Una nueva mirada comienza con un cambio de actitud respecto a cómo vemos la pobreza. Ocurre que hoy por un lado la permitimos y la toleramos, y por el otro nos incomoda. De un modo parecido a como ignoramos la calamitosa situación de nuestros hospitales…hasta que nos toca sufrirlos. Tal como negamos la realidad de nuestras cárceles…hasta que padecemos los resultados de su funcionamiento como incubadoras de sistemas delincuenciales agravados. Así como damos vuelta la cara frente a los desnutridos, frente a los desahuciados, frente a los abandonados. Los ciudadanos muchas veces permitimos que esa pobreza exista y se reproduzca. Aún no han calado hondo en el cuerpo social la dramática importancia y las implicaciones que entraña para todos la existencia de este extendido mapa de desigualdades profundas. Pensamos que es un fenómeno que afecta a algunos y a otros no, pero estamos equivocados: nos afecta a todos. No sólo su magnitud se agravó en los últimos años de tal manera que ya toca directamente a una proporción altísima de la población, sino que la parte de la población que aún no es pobre sufre sus efectos de varias formas diferentes.
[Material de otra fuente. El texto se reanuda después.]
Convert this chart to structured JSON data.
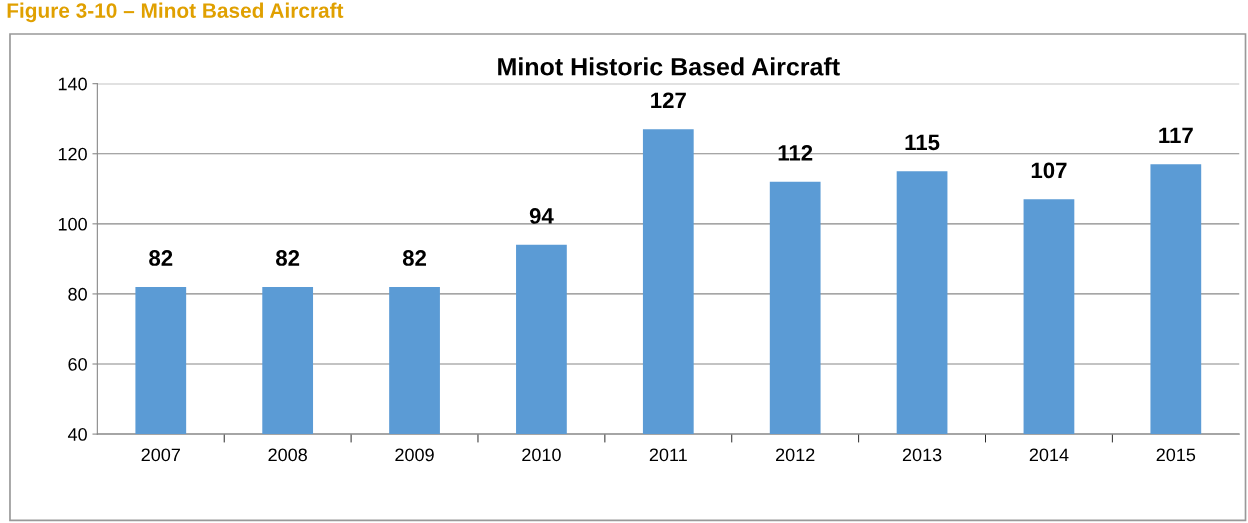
{
  "chart_data": {
    "type": "bar",
    "title": "Minot Historic Based Aircraft",
    "annotations": [
      "Figure 3-10 – Minot Based Aircraft"
    ],
    "categories": [
      "2007",
      "2008",
      "2009",
      "2010",
      "2011",
      "2012",
      "2013",
      "2014",
      "2015"
    ],
    "values": [
      82,
      82,
      82,
      94,
      127,
      112,
      115,
      107,
      117
    ],
    "color": "#5b9bd5",
    "ylim": [
      40,
      140
    ],
    "yticks": [
      40,
      60,
      80,
      100,
      120,
      140
    ],
    "grid": "y",
    "data_labels": true
  }
}
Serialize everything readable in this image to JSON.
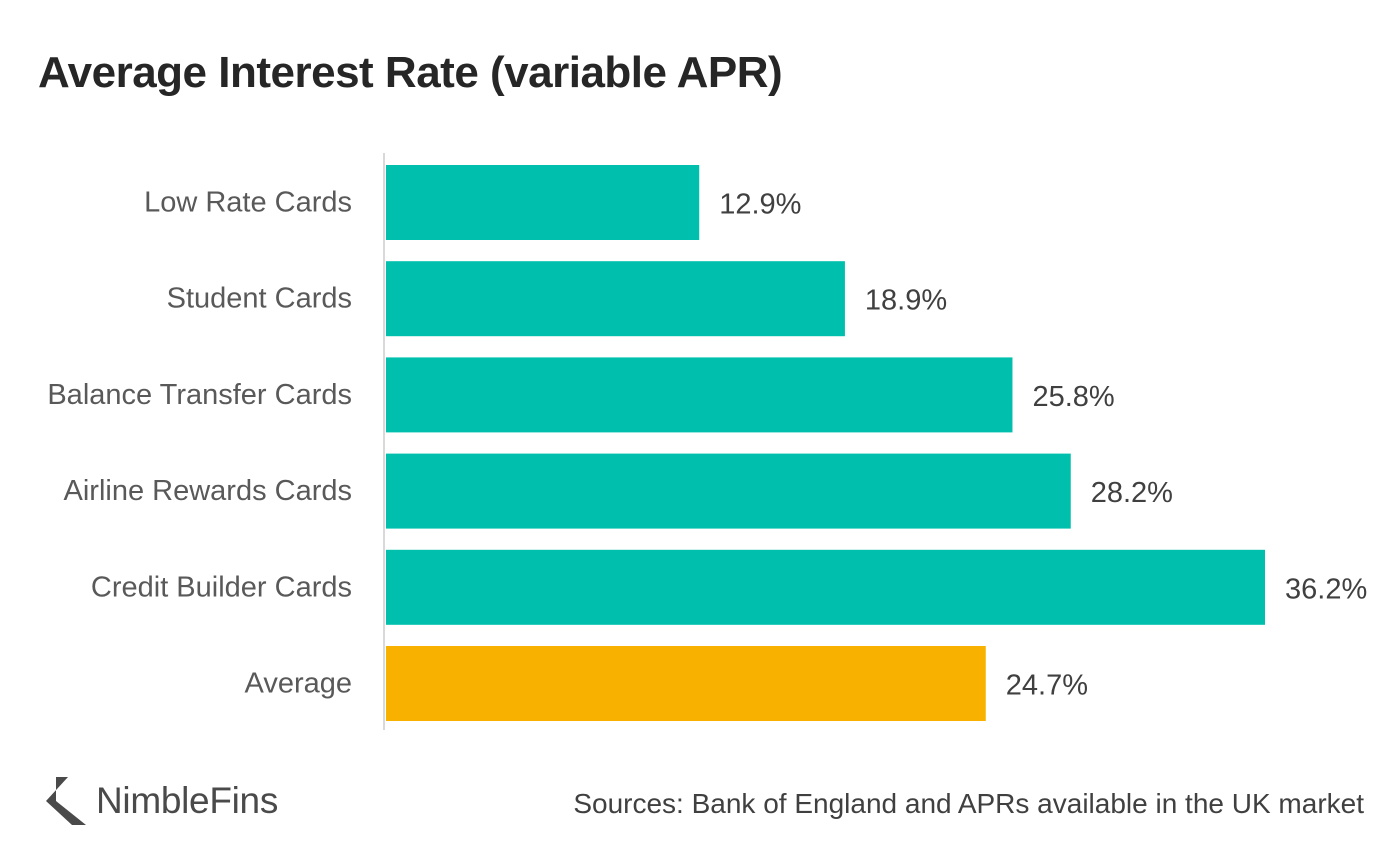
{
  "chart_data": {
    "type": "bar",
    "orientation": "horizontal",
    "title": "Average Interest Rate (variable APR)",
    "categories": [
      "Low Rate Cards",
      "Student Cards",
      "Balance Transfer Cards",
      "Airline Rewards Cards",
      "Credit Builder Cards",
      "Average"
    ],
    "values": [
      12.9,
      18.9,
      25.8,
      28.2,
      36.2,
      24.7
    ],
    "value_labels": [
      "12.9%",
      "18.9%",
      "25.8%",
      "28.2%",
      "36.2%",
      "24.7%"
    ],
    "value_unit": "%",
    "xlim": [
      0,
      36.2
    ],
    "grid": false,
    "legend": "none",
    "colors": {
      "default": "#00c0ad",
      "highlight": "#f9b100",
      "axis": "#d9d9d9"
    },
    "highlight_category": "Average"
  },
  "branding": {
    "logo_text": "NimbleFins",
    "logo_icon": "left-chevron-logo-icon"
  },
  "footer": {
    "source": "Sources: Bank of England and APRs available in the UK market"
  }
}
Por un lado, una masa tan considerable de seres humanos carenciados incide directamente sobre el funcionamiento económico, social y político de una nación. Entre otros efectos, la pobreza masiva repercute sobre los servicios públicos básicos; sobre la carga tributaria que no es compartida; tiene efectos negativos de depresión salarial; de estrechamiento del mercado interno; genera serios problemas de inseguridad al propiciar la aparición de un caldo de cultivo funcional para transgresiones y hechos delictivos; debilita el sistema democrático y promueve anomia social porque amplios sectores no se sienten parte sustantiva de una nación. En definitiva, afecta la convivencia social porque al tolerarse valores de injusticia y extrema desigualdad se debilitan las relaciones de solidaridad y de trabajo pacífico.
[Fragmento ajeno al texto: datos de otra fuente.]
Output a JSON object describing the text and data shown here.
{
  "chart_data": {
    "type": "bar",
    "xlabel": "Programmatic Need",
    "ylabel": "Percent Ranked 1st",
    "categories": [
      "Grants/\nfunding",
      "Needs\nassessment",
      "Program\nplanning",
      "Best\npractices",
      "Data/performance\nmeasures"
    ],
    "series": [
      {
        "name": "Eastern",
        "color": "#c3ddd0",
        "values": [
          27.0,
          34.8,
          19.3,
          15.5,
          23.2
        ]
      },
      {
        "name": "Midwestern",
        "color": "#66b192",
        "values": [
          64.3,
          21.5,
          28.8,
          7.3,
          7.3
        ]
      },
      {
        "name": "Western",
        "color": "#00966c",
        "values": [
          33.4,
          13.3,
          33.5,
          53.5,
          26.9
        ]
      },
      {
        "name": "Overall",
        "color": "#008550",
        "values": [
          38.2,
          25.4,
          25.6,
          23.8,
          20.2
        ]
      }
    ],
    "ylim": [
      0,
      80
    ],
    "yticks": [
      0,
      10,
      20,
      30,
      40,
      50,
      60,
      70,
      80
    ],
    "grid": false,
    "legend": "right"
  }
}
La pobreza y la indigencia son quizás los absurdos socioeconómicos más dramáticos, dolorosos y costosos que afectan nuestra existencia. La capacidad productiva que se derrocha al existir este gigantesco universo de desocupados y subocupados es imponente: son millones las personas en condiciones de producir bienes o servicios socialmente útiles que, contra su voluntad, no encuentran formas o condiciones para materializar su potencialidad productiva. Hay una enorme energía social que está desmovilizada y que podría activarse para mejorar el funcionamiento nacional. Al no hacerlo estamos dilapidando un número irrecuperable de oportunidades.